Tatsache ist auch, dass Betretungsrechte sowohl im Forst- als auch Landschaftsgesetz NRW geregelt sind. Desweiteren gibt es Regelungen zu "Sperrungen" bzw. Einzäunungen von Waldflächen und in Landschaftsschutzgebieten und eben auch die städtische Baumschutzsatzung, die dort gilt...

Kurzum:
NOCH kann man sich da im Schutz des Blätterdaches von "Baumriesen" abseits der Touristenwege Sechs-Seen-Platte wunderbar erholen...!

Apropos Geld;
Hier kostet echte Erholung 7 Cent (!) - im Kantpark 70-80 Cent, das Zehnfache!

Stoppt den Verkauf!

19.09.2012
14:14
Übervorteilung der Steuerzahler
von Der_Homberger | #27

da die Stadt das Grundstück weit unter dem Marktwert verkauft, sehe ich hier eine Übervorteilung der Steuerzahler.

1 Antwort
#27 Der_Homberger
von taosnm | #27-1

Nee, das ist viel schlimmer, das ist Veruntreuung öffentlichen Vermögens und schreit nach einer Strafanzeige.

19.09.2012
14:11
Bürgerbegehren zum Wambachsee soll ungültig sein
von Myrddin | #26

Bleibt die Frage, wer denn dann der "Glückliche" sein wird, der dieses Grundstück weit unter Wert erwerben wird.

Hier werden am laufendem Meter Bonbons verteilt.
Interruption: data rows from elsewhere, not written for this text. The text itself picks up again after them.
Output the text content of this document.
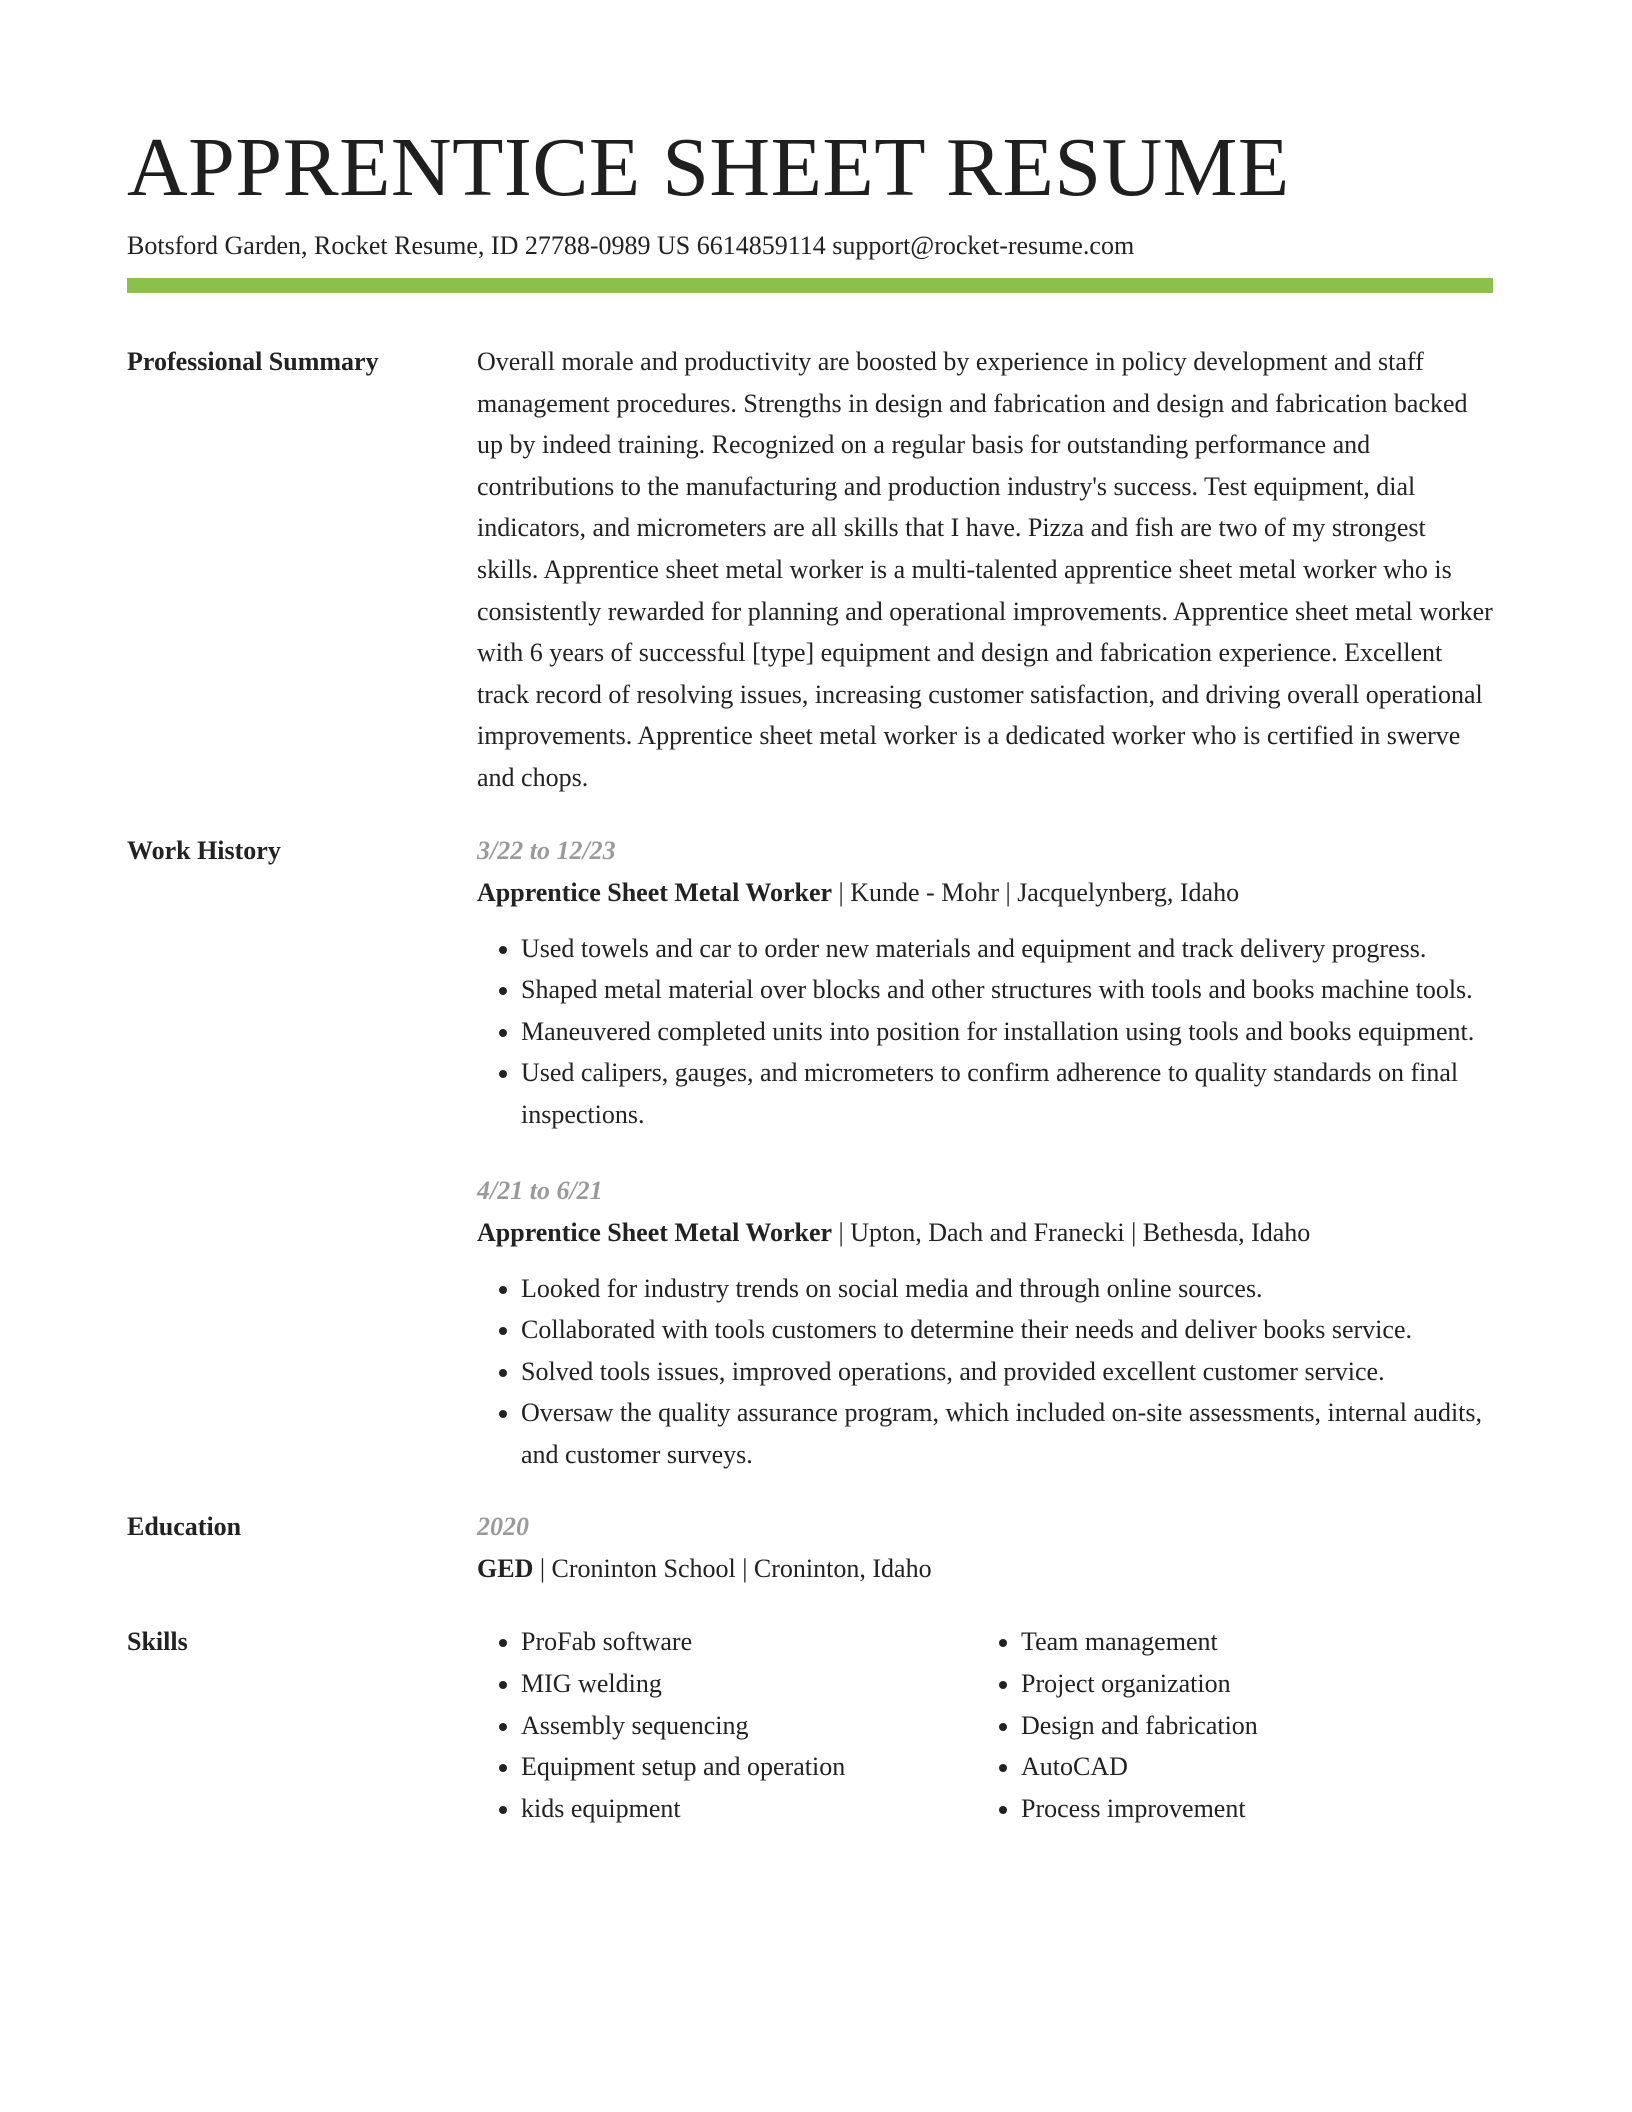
APPRENTICE SHEET RESUME
Botsford Garden, Rocket Resume, ID 27788-0989 US 6614859114 support@rocket-resume.com
Professional Summary	Overall morale and productivity are boosted by experience in policy development and staff management procedures. Strengths in design and fabrication and design and fabrication backed up by indeed training. Recognized on a regular basis for outstanding performance and contributions to the manufacturing and production industry's success. Test equipment, dial indicators, and micrometers are all skills that I have. Pizza and fish are two of my strongest skills. Apprentice sheet metal worker is a multi-talented apprentice sheet metal worker who is consistently rewarded for planning and operational improvements. Apprentice sheet metal worker with 6 years of successful [type] equipment and design and fabrication experience. Excellent track record of resolving issues, increasing customer satisfaction, and driving overall operational improvements. Apprentice sheet metal worker is a dedicated worker who is certified in swerve and chops.

Work History	3/22 to 12/23
Apprentice Sheet Metal Worker | Kunde - Mohr | Jacquelynberg, Idaho
• Used towels and car to order new materials and equipment and track delivery progress.
• Shaped metal material over blocks and other structures with tools and books machine tools.
• Maneuvered completed units into position for installation using tools and books equipment.
• Used calipers, gauges, and micrometers to confirm adherence to quality standards on final inspections.
4/21 to 6/21
Apprentice Sheet Metal Worker | Upton, Dach and Franecki | Bethesda, Idaho
• Looked for industry trends on social media and through online sources.
• Collaborated with tools customers to determine their needs and deliver books service.
• Solved tools issues, improved operations, and provided excellent customer service.
• Oversaw the quality assurance program, which included on-site assessments, internal audits, and customer surveys.
Education	2020
GED | Croninton School | Croninton, Idaho
Skills
•	ProFab software
• MIG welding
• Assembly sequencing
• Equipment setup and operation
• kids equipment
• Team management
• Project organization
• Design and fabrication
• AutoCAD
• Process improvement
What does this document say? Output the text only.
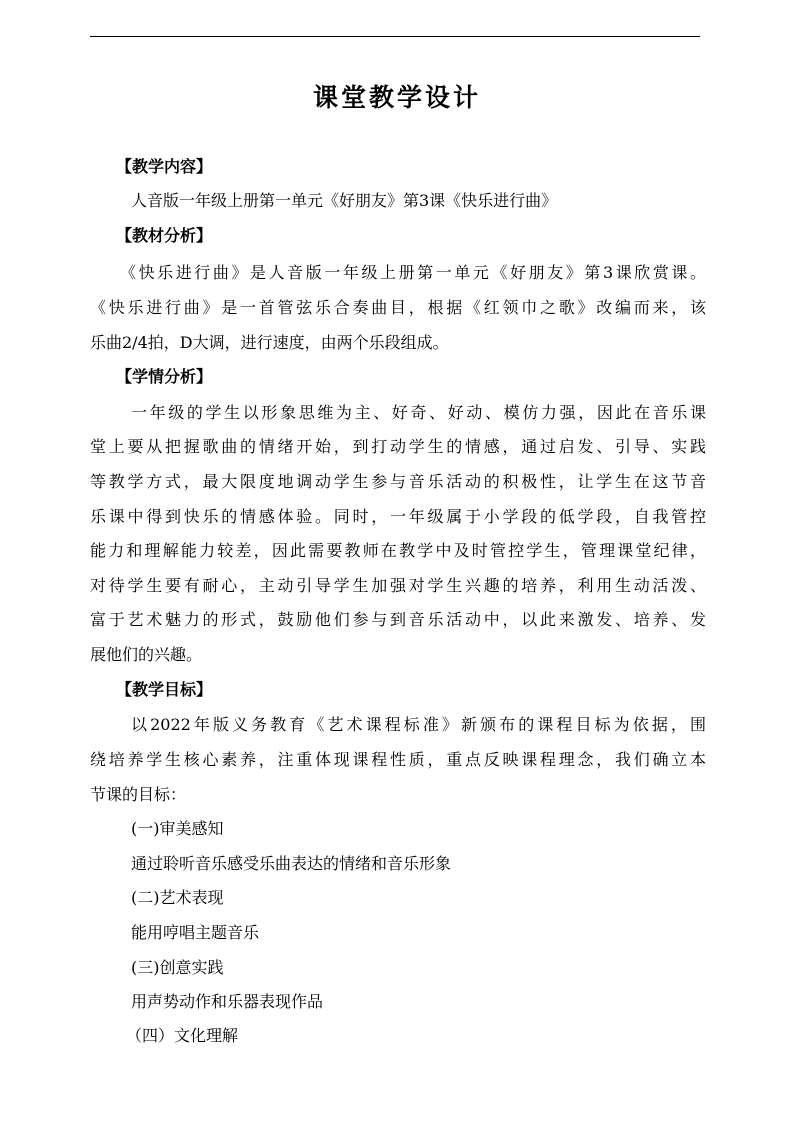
课堂教学设计
【教学内容】
人音版一年级上册第一单元《好朋友》第3课《快乐进行曲》
【教材分析】
《快乐进行曲》是人音版一年级上册第一单元《好朋友》第3课欣赏课。
《快乐进行曲》是一首管弦乐合奏曲目，根据《红领巾之歌》改编而来，该
乐曲2/4拍，D大调，进行速度，由两个乐段组成。
【学情分析】
一年级的学生以形象思维为主、好奇、好动、模仿力强，因此在音乐课
堂上要从把握歌曲的情绪开始，到打动学生的情感，通过启发、引导、实践
等教学方式，最大限度地调动学生参与音乐活动的积极性，让学生在这节音
乐课中得到快乐的情感体验。同时，一年级属于小学段的低学段，自我管控
能力和理解能力较差，因此需要教师在教学中及时管控学生，管理课堂纪律，
对待学生要有耐心，主动引导学生加强对学生兴趣的培养，利用生动活泼、
富于艺术魅力的形式，鼓励他们参与到音乐活动中，以此来激发、培养、发
展他们的兴趣。
【教学目标】
以2022年版义务教育《艺术课程标准》新颁布的课程目标为依据，围
绕培养学生核心素养，注重体现课程性质，重点反映课程理念，我们确立本
节课的目标：
(一)审美感知
通过聆听音乐感受乐曲表达的情绪和音乐形象
(二)艺术表现
能用哼唱主题音乐
(三)创意实践
用声势动作和乐器表现作品
（四）文化理解
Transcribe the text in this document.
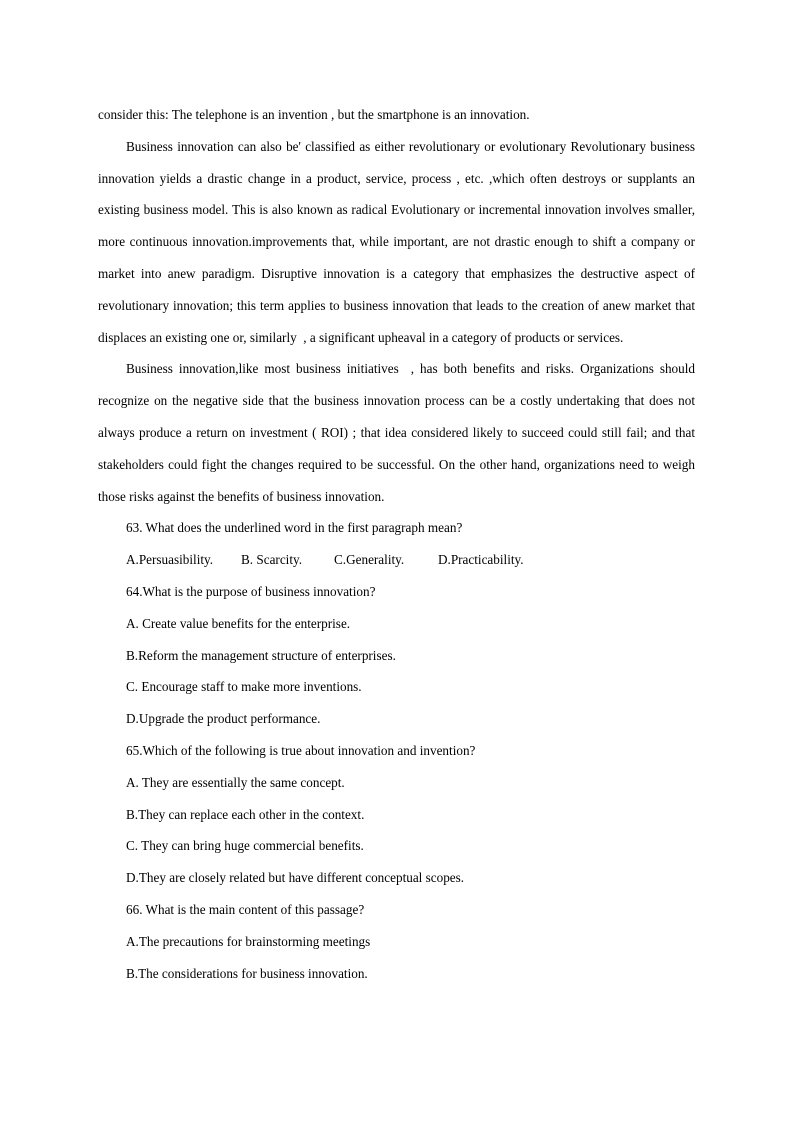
consider this: The telephone is an invention , but the smartphone is an innovation.

Business innovation can also be' classified as either revolutionary or evolutionary Revolutionary business innovation yields a drastic change in a product, service, process , etc. ,which often destroys or supplants an existing business model. This is also known as radical Evolutionary or incremental innovation involves smaller, more continuous innovation.improvements that, while important, are not drastic enough to shift a company or market into anew paradigm. Disruptive innovation is a category that emphasizes the destructive aspect of revolutionary innovation; this term applies to business innovation that leads to the creation of anew market that displaces an existing one or, similarly  , a significant upheaval in a category of products or services.

Business innovation,like most business initiatives  , has both benefits and risks. Organizations should recognize on the negative side that the business innovation process can be a costly undertaking that does not always produce a return on investment ( ROI) ; that idea considered likely to succeed could still fail; and that stakeholders could fight the changes required to be successful. On the other hand, organizations need to weigh those risks against the benefits of business innovation.

63. What does the underlined word in the first paragraph mean?

A.Persuasibility.	B. Scarcity.	C.Generality.	D.Practicability.

64.What is the purpose of business innovation?

A. Create value benefits for the enterprise.

B.Reform the management structure of enterprises.

C. Encourage staff to make more inventions.

D.Upgrade the product performance.

65.Which of the following is true about innovation and invention?

A. They are essentially the same concept.

B.They can replace each other in the context.

C. They can bring huge commercial benefits.

D.They are closely related but have different conceptual scopes.

66. What is the main content of this passage?

A.The precautions for brainstorming meetings

B.The considerations for business innovation.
Hier ein lukratives Vorstandspöstchen, dort ein Filetgrundstück zum Ramschpreis.

Aber: Das "gemeine Volk" muss an allen Enden und Ecken bluten.

Das die SPD da relativ schmerzfrei ist, dürfte nach dem miesen Austricksen der Sauerland-Abwähler klar gewesen sein. Aber das sich für derartige Filzokratie auch Grüne und Linke hergeben - Pfui baba.

2 Antworten
Bürgerbegehren zum Wambachsee soll ungültig sein
von AxelKrause | #26-1

Der "Glückliche" ist uns bekannt.

wer ist der Glückliche?
von civis | #26-2

Herr Krause, natürlich dürfen sie keinen Namen nennen, aber wieso bekommt denn ausgerechnet "dieser große Unbekannte" das Grundstück? Hat er am meisten geboten, hat er ein bestimmtes Parteibuch, ist er der Schwager oder Patenonkel eines Funktionsträgers?
Mir wird speiübel ob der Gepflogenheiten in dieser Stadt!